Man oh man, I would love to be able to claim this recipe as my own. I have to credit this recipe (and probably more to come) to the Little India cookbook – a recent, and very worthwhile addition, to my bookshelf. All of the Little India recipes involve making the curries from scratch, so although the first time we made a curry it was rather expensive, most of the herbs and spices that now form the base of my pantry will undoubtedly get plenty of use over the coming months. This Rogan Josh recipe has been modified slightly (albeit ever so slightly) and although you can basically use any meat, the lamb was absoutely beautiful.
- 3 T canola oil
- 10 green cardamom pods
- 10 cloves
- 1 onion, diced
- 1 T crushed garlic
- 1 T crushed ginger
- 500 g lamb, cubed (approximately 3 cm x 3cm) – can substitute meat if you prefer
- 2 t ground turmeric
- 2 t garam masala
- 1 t salt
- 1 t paprika
- 3 medium tomatoes, diced
- 1/2 c tomato puree
- 1/2 c chopped fresh coriander
- 2 c cold water
- 1/4 c plain unsweetened yoghurt
- rice, to serve
- coriander, to serve
- naan, to serve
- Heat the oil. Add garlic and ginger.
- Add the lamb and cook until browned.
- Add the herbs – namely the turmeric, garam masal, salt and paprika and cook until fragrant.

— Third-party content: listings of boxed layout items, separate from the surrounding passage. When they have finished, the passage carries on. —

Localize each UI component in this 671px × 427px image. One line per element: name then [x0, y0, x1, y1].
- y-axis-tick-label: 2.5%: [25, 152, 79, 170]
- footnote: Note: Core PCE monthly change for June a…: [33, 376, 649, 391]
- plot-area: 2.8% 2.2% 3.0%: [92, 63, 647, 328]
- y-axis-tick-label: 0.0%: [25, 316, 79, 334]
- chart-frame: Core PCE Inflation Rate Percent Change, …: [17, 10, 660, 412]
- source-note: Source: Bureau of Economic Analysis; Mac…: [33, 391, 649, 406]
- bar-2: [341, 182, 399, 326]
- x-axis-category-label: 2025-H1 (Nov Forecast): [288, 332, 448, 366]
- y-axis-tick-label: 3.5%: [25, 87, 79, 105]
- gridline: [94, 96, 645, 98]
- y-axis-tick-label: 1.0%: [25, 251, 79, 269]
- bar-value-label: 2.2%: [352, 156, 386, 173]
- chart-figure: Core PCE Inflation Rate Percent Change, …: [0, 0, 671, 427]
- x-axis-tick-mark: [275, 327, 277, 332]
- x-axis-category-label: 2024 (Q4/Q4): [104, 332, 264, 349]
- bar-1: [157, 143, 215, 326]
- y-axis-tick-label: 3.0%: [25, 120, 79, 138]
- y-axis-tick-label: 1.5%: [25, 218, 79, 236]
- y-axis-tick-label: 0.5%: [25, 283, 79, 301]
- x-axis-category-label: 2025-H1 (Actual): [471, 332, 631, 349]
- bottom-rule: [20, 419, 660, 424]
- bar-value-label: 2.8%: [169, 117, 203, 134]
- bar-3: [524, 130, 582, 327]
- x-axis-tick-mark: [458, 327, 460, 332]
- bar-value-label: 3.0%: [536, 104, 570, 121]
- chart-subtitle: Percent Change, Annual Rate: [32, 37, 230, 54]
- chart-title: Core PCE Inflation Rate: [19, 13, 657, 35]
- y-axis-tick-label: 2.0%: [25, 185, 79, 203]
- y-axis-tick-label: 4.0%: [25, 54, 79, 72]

- Stir through the tomato and keep cooking until the oil starts to separate from the onion and the spice mixture. Be patient – you don’t want it to burn.
- Add the tomato puree, coriander and water and cook until combined.
- Remove from the heat and add the yoghurt. Once mixed put it back on the heat (if you do it too prematurely you run the risk of it curdling).
- Simmer over a low heat until the oil really separates from the mixture and rises to the surface. This can take awhile (ie. a few hours) so just leave it covered and check on it occassionally – you may need to add water if it looks like it might dry out.